Rose Mireille Exumé, IYCN country coordinator in Haiti, shares her experience during World Breastfeeding Week in Grand Goâve and La Gonâve Island.
On Thursday, August 6, I was in Grand Goâve, a small city in southwestern Haiti, to participate in the first of several World Breastfeeding Week events. More than 400 people from the community gathered in front of a church along the main road of Grand Goâve for a celebration, organized by our partner, MDM. The organizers shared important information on breastfeeding through singing and dancing and other cultural activities. IYCN assisted by providing posters and other communications materials with key breastfeeding messages.
One of the highlights of the celebration was a ten-minute play spotlighting the importance of good breastfeeding practices. In the skit, a mother gave birth in the presence of the father, a grandmother, an educated Matrone, or traditional health worker, and a community health worker (CHW). The Matrone and the CHW shared important messages about good breastfeeding practices with the new mother such as early initiation, correct positioning, and practicing skin-to-skin contact.
Later in the month, I traveled by motorboat to participate in extended World Breastfeeding Week activities on La Gonâve Island, an underserved area about 30 minutes northwest of Port-au-Prince. The Ministry of Health held a community event in the town of Anse-a-Galets on Sunday, August 16. Participants included members of the Ministry of Health, regional coordinators, community leaders, and hundreds of people from the community. Mothers representing nine different mothers’ support groups spoke to the crowd about their positive experiences with breastfeeding. Earlier in the week, I had joined partners from the Ministry of Health and World Vision to venture across the island to select one advocate from each of the island’s nine mothers’ support groups to speak at the event.
After their speeches, we selected one mother to be the ambassador of breastfeeding for all of La Gonâve Island. We chose Michelene Ineus, a 25-year-old mother who has two children including a 5-month-old baby who she is currently exclusively breastfeeding. When asked what she would do as the ambassador of breastfeeding, Michelene said she would speak with a wide range of organizations and mothers on the island to make sure they know breastfeeding is advantageous for the mother, baby, father, country, and society.
I am especially proud of Michelene because she was the representative from one of the support groups I visited, and she integrated the messages we shared with her earlier in the week.

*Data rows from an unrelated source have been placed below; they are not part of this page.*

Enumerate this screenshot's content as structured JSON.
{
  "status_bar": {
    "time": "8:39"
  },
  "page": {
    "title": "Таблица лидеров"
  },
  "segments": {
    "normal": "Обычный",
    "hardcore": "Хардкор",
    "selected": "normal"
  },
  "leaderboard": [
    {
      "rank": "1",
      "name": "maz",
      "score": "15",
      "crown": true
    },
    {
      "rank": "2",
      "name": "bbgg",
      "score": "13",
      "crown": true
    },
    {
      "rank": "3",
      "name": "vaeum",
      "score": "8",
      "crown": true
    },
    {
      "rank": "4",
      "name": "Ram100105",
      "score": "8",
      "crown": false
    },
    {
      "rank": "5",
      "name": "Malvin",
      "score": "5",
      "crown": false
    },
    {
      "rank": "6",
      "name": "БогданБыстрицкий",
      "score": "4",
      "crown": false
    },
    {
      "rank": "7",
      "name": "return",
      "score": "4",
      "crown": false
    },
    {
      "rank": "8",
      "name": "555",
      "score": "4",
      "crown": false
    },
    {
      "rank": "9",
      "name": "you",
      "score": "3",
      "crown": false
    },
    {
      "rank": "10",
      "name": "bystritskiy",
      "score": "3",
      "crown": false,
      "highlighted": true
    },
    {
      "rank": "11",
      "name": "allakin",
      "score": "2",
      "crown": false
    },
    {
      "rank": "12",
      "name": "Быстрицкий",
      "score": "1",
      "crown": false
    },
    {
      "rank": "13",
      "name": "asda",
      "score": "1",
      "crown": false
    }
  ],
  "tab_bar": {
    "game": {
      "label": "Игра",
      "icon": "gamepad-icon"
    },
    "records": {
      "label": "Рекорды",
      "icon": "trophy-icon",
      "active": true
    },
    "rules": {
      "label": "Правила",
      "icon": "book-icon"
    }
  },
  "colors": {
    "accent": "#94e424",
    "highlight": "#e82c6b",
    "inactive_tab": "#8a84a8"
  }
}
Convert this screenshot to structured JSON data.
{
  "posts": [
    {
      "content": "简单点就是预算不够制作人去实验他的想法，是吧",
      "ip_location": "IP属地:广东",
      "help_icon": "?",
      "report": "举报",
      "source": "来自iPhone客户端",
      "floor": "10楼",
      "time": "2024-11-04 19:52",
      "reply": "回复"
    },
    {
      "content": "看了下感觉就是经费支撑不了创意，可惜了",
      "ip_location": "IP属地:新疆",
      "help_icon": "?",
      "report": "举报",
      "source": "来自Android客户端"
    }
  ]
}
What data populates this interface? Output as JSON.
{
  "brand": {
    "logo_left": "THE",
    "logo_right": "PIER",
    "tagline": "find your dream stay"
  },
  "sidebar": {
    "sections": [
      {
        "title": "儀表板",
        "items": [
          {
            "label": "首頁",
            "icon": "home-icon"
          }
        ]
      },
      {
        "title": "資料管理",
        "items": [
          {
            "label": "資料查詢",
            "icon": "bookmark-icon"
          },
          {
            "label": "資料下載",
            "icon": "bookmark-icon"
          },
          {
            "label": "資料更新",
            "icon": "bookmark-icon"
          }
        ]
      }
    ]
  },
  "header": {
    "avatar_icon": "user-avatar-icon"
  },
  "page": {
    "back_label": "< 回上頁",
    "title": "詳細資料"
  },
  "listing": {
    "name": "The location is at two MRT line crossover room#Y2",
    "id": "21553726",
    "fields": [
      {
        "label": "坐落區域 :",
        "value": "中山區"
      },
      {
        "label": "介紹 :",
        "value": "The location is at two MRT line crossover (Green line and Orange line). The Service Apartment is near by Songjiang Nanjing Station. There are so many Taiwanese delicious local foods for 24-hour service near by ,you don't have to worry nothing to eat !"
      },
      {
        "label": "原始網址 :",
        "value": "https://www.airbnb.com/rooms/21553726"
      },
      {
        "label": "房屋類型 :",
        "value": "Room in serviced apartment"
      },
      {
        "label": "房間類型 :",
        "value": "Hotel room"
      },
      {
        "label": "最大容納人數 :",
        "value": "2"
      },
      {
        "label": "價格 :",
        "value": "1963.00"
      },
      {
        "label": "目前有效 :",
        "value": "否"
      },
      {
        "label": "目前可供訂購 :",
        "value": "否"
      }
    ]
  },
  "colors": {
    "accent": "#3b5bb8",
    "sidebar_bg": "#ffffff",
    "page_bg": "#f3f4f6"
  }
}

She eloquently conveyed the messages in her own words and remembered all of the important information.
These events were very important because they sensitized the community to exclusive breastfeeding practices and highlighted the role of the whole community: the mothers, the fathers, and the leaders. The community must be involved to sustain the work that the government and other partners are doing to improve nutrition.